Purpose : Dopamine (DA) is known to facilitate the shift from rod (high sensitivity, low acuity) to cone (low sensitivity, high acuity) signaling during adaption in the mammalian retina. The precise effects of dopamine on network adaptation in the inner retina are unclear. During light adaptation, γ-amino-butyric acid (GABA) mediated lateral inhibition onto RBCs decreases. Does dopamine modulate (GABA) receptor responsiveness or does it modulate GABA release? Here we describe how dopamine suppresses the release of GABA from amacrine cells (ACs) onto rod bipolar cell (RBC) terminals.

Methods : Mouse RBCs were recorded using whole cell voltage clamp techniques in (200 or 400 micron) thick retina slices. RBCs were morphologically identified by dye. GABA receptor activity was directly measured by puffing GABA onto RBC terminals. GABAergic inhibitory post-synaptic currents (IPSCs) were evoked by activation of ACs with either AMPA puffs or light. All experiments that did not involve light-evoked responses were conducted in the light when dopamine is naturally saturating.
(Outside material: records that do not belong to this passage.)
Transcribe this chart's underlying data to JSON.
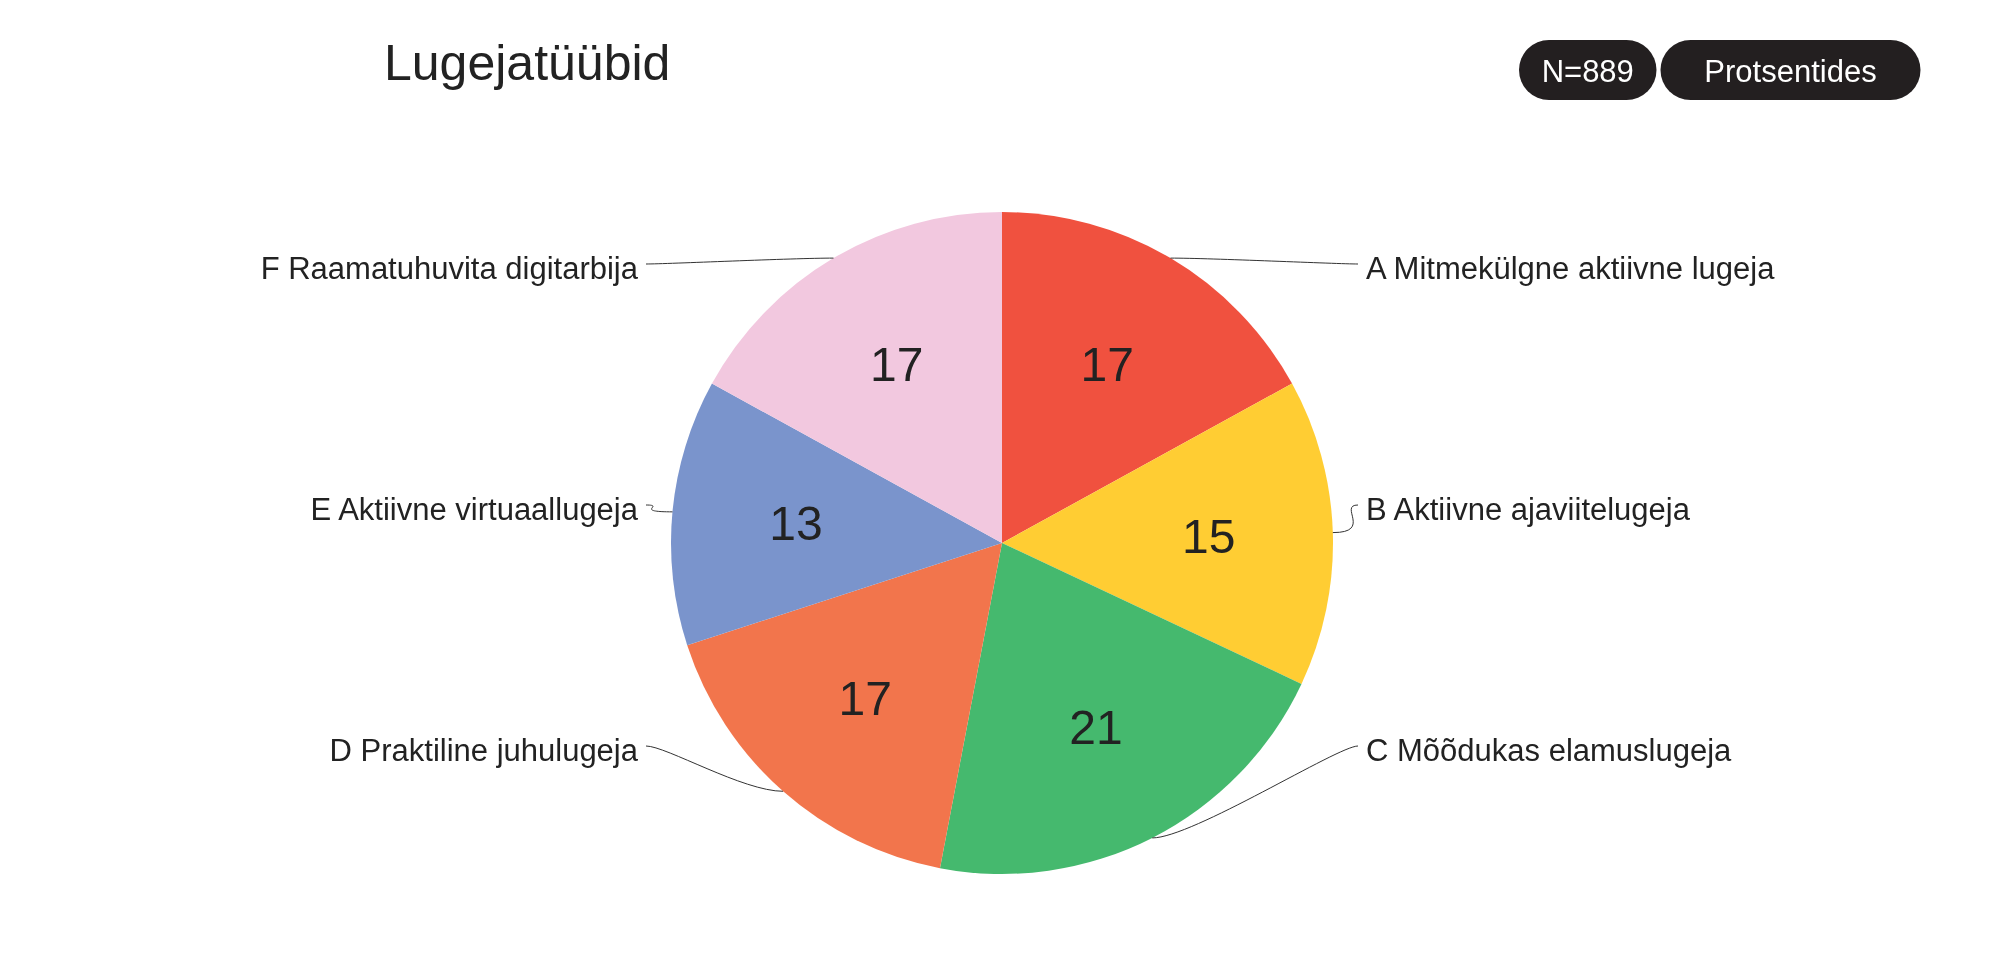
{
  "chart_data": {
    "type": "pie",
    "title": "Lugejatüübid",
    "annotations": [
      "N=889",
      "Protsentides"
    ],
    "categories": [
      "A Mitmekülgne aktiivne lugeja",
      "B Aktiivne ajaviitelugeja",
      "C Mõõdukas elamuslugeja",
      "D Praktiline juhulugeja",
      "E Aktiivne virtuaallugeja",
      "F Raamatuhuvita digitarbija"
    ],
    "values": [
      17,
      15,
      21,
      17,
      13,
      17
    ],
    "colors": [
      "#f0513f",
      "#ffcd33",
      "#45b96e",
      "#f2754c",
      "#7a94cc",
      "#f2c8df"
    ],
    "data_labels": true
  }
}
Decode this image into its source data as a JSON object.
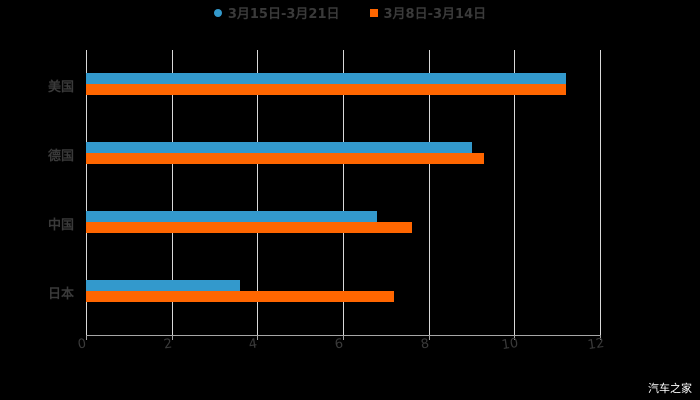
{
  "chart_data": {
    "type": "bar",
    "orientation": "horizontal",
    "title": "",
    "xlabel": "",
    "ylabel": "",
    "categories": [
      "美国",
      "德国",
      "中国",
      "日本"
    ],
    "series": [
      {
        "name": "3月15日-3月21日",
        "color": "#3399cc",
        "values": [
          11.2,
          9.0,
          6.8,
          3.6
        ]
      },
      {
        "name": "3月8日-3月14日",
        "color": "#ff6600",
        "values": [
          11.2,
          9.3,
          7.6,
          7.2
        ]
      }
    ],
    "xlim": [
      0,
      12
    ],
    "xticks": [
      "0",
      "2",
      "4",
      "6",
      "8",
      "10",
      "12"
    ],
    "grid": true,
    "legend_position": "top"
  },
  "legend": [
    {
      "label": "3月15日-3月21日",
      "color": "#3399cc",
      "shape": "circle"
    },
    {
      "label": "3月8日-3月14日",
      "color": "#ff6600",
      "shape": "square"
    }
  ],
  "watermark": "汽车之家"
}
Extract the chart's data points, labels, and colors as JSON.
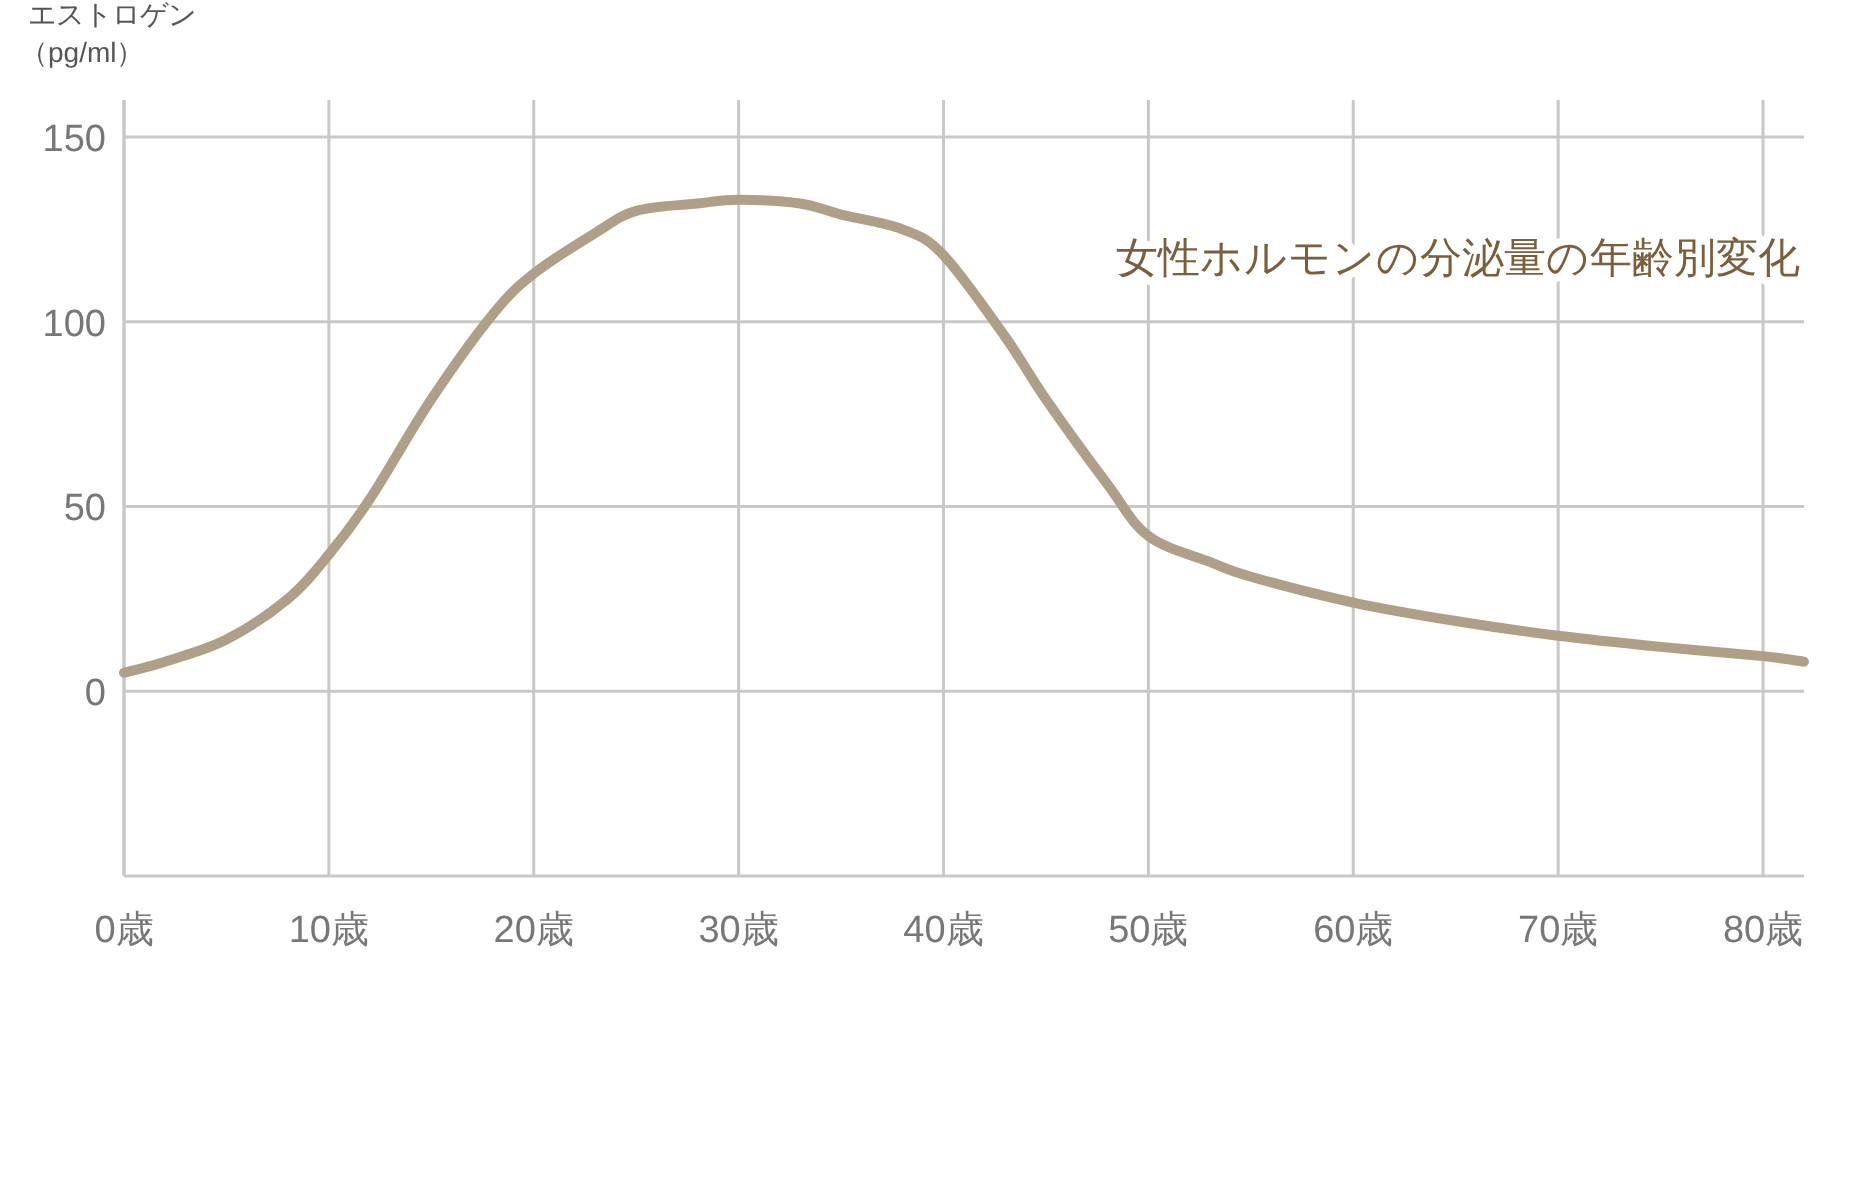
{
  "chart_data": {
    "type": "line",
    "title": "女性ホルモンの分泌量の年齢別変化",
    "ylabel": "エストロゲン（pg/ml）",
    "x": [
      0,
      2,
      5,
      8,
      10,
      12,
      15,
      18,
      20,
      23,
      25,
      28,
      30,
      33,
      35,
      38,
      40,
      43,
      45,
      48,
      50,
      53,
      55,
      60,
      65,
      70,
      75,
      80,
      82
    ],
    "series": [
      {
        "color": "#b09f87",
        "values": [
          5,
          8,
          14,
          25,
          37,
          52,
          79,
          102,
          113,
          124,
          130,
          132,
          133,
          132,
          129,
          125,
          118,
          96,
          79,
          56,
          42,
          35,
          31,
          24,
          19,
          15,
          12,
          9.5,
          8
        ]
      }
    ],
    "xlim": [
      0,
      82
    ],
    "ylim": [
      -50,
      160
    ],
    "xticks": [
      {
        "value": 0,
        "label": "0歳"
      },
      {
        "value": 10,
        "label": "10歳"
      },
      {
        "value": 20,
        "label": "20歳"
      },
      {
        "value": 30,
        "label": "30歳"
      },
      {
        "value": 40,
        "label": "40歳"
      },
      {
        "value": 50,
        "label": "50歳"
      },
      {
        "value": 60,
        "label": "60歳"
      },
      {
        "value": 70,
        "label": "70歳"
      },
      {
        "value": 80,
        "label": "80歳"
      }
    ],
    "yticks": [
      0,
      50,
      100,
      150
    ],
    "grid": true,
    "marker": "none",
    "line_style": "solid"
  }
}
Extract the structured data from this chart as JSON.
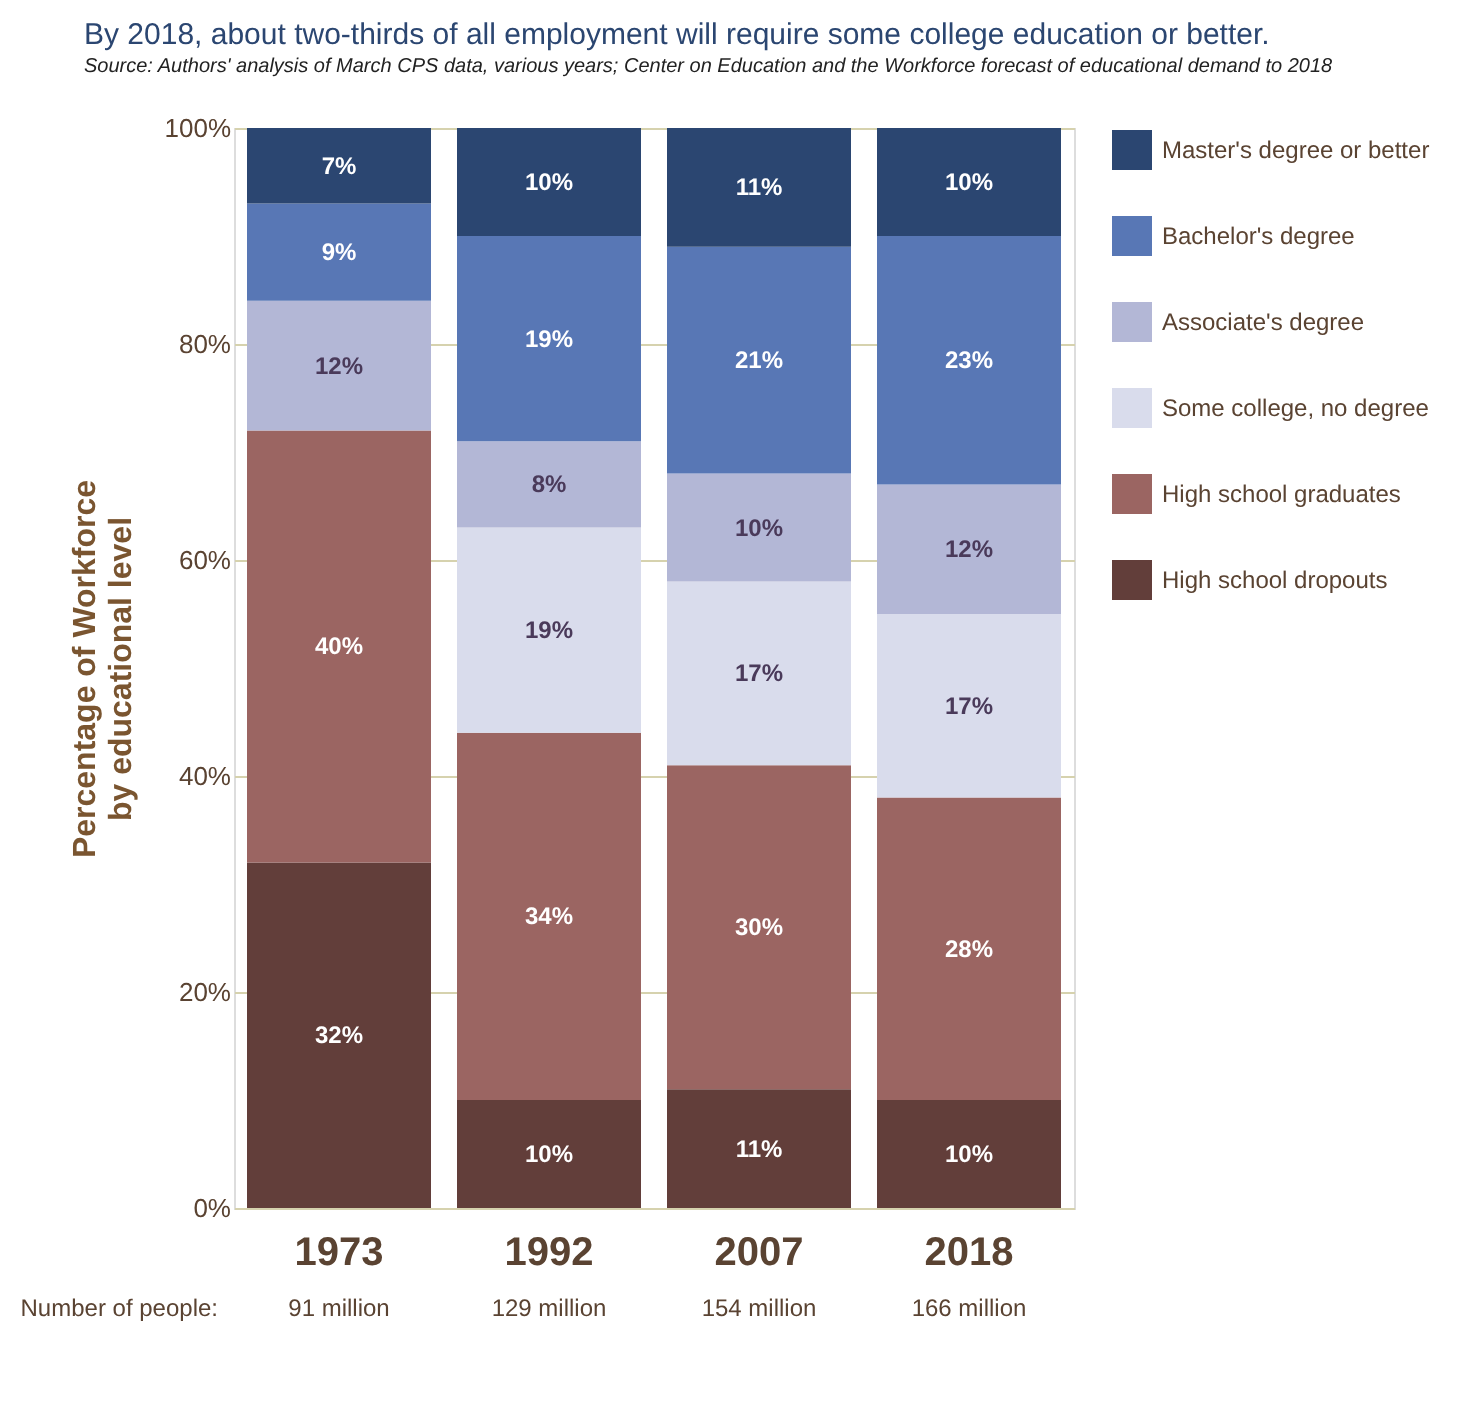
{
  "chart_data": {
    "type": "bar",
    "stacked": true,
    "title": "By 2018, about two-thirds of all employment will require some college education or better.",
    "subtitle": "Source: Authors' analysis of March CPS data, various years; Center on Education and the Workforce forecast of educational demand to 2018",
    "ylabel": "Percentage of Workforce\nby educational level",
    "categories": [
      "1973",
      "1992",
      "2007",
      "2018"
    ],
    "ylim": [
      0,
      100
    ],
    "yticks": [
      {
        "value": 0,
        "label": "0%"
      },
      {
        "value": 20,
        "label": "20%"
      },
      {
        "value": 40,
        "label": "40%"
      },
      {
        "value": 60,
        "label": "60%"
      },
      {
        "value": 80,
        "label": "80%"
      },
      {
        "value": 100,
        "label": "100%"
      }
    ],
    "grid": "y",
    "legend": "right",
    "series": [
      {
        "name": "High school dropouts",
        "color": "#623e3a",
        "values": [
          32,
          10,
          11,
          10
        ],
        "value_labels": [
          "32%",
          "10%",
          "11%",
          "10%"
        ]
      },
      {
        "name": "High school graduates",
        "color": "#9b6562",
        "values": [
          40,
          34,
          30,
          28
        ],
        "value_labels": [
          "40%",
          "34%",
          "30%",
          "28%"
        ]
      },
      {
        "name": "Some college, no degree",
        "color": "#d9dcec",
        "values": [
          null,
          19,
          17,
          17
        ],
        "value_labels": [
          null,
          "19%",
          "17%",
          "17%"
        ]
      },
      {
        "name": "Associate's degree",
        "color": "#b3b7d6",
        "values": [
          12,
          8,
          10,
          12
        ],
        "value_labels": [
          "12%",
          "8%",
          "10%",
          "12%"
        ]
      },
      {
        "name": "Bachelor's degree",
        "color": "#5877b5",
        "values": [
          9,
          19,
          21,
          23
        ],
        "value_labels": [
          "9%",
          "19%",
          "21%",
          "23%"
        ]
      },
      {
        "name": "Master's degree or better",
        "color": "#2b4671",
        "values": [
          7,
          10,
          11,
          10
        ],
        "value_labels": [
          "7%",
          "10%",
          "11%",
          "10%"
        ]
      }
    ],
    "annotations": [
      "Number of people:",
      "91 million",
      "129 million",
      "154 million",
      "166 million"
    ]
  }
}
Results : We show that dopamine has no direct effect on GABARs on RBC terminals. We blocked D1 receptors with SCH-23390 in WT slices and found no effect on GABA-puff mediated currents. Similarly, GABA responses were also unaffected by application of the dopamine agonist, ADTN, in slices prepared from retina specific tyrosine hydroxylase (Thy1) conditional knockout mice, which do not produce retinal dopamine. However, antagonism of D1 receptors in WT slices significantly increased the level of lateral inhibition evoked by AMPA in the IPL. Further, ADTN suppresses light-evoked IPSCs in dark-adapted slices. Thus, dopamine modulation altered evoked GABA-IPSCs, without affecting GABAR responsiveness.

Conclusions : Our findings suggest that dopamine suppresses GABA-mediated inhibition in RBC terminals by modulating GABA release from ACs. We previously showed that RBC GABAR mediated inhibition was suppressed by increasing light illumination. Our data provide a mechanistic framework for this finding and suggest that increasing dopamine levels suppress GABAR inhibition. Our results offer new insights into the molecular mechanisms of network adaptation in the mammalian retina.

This is an abstract that was submitted for the 2016 ARVO Annual Meeting, held in Seattle, Wash., May 1-5, 2016.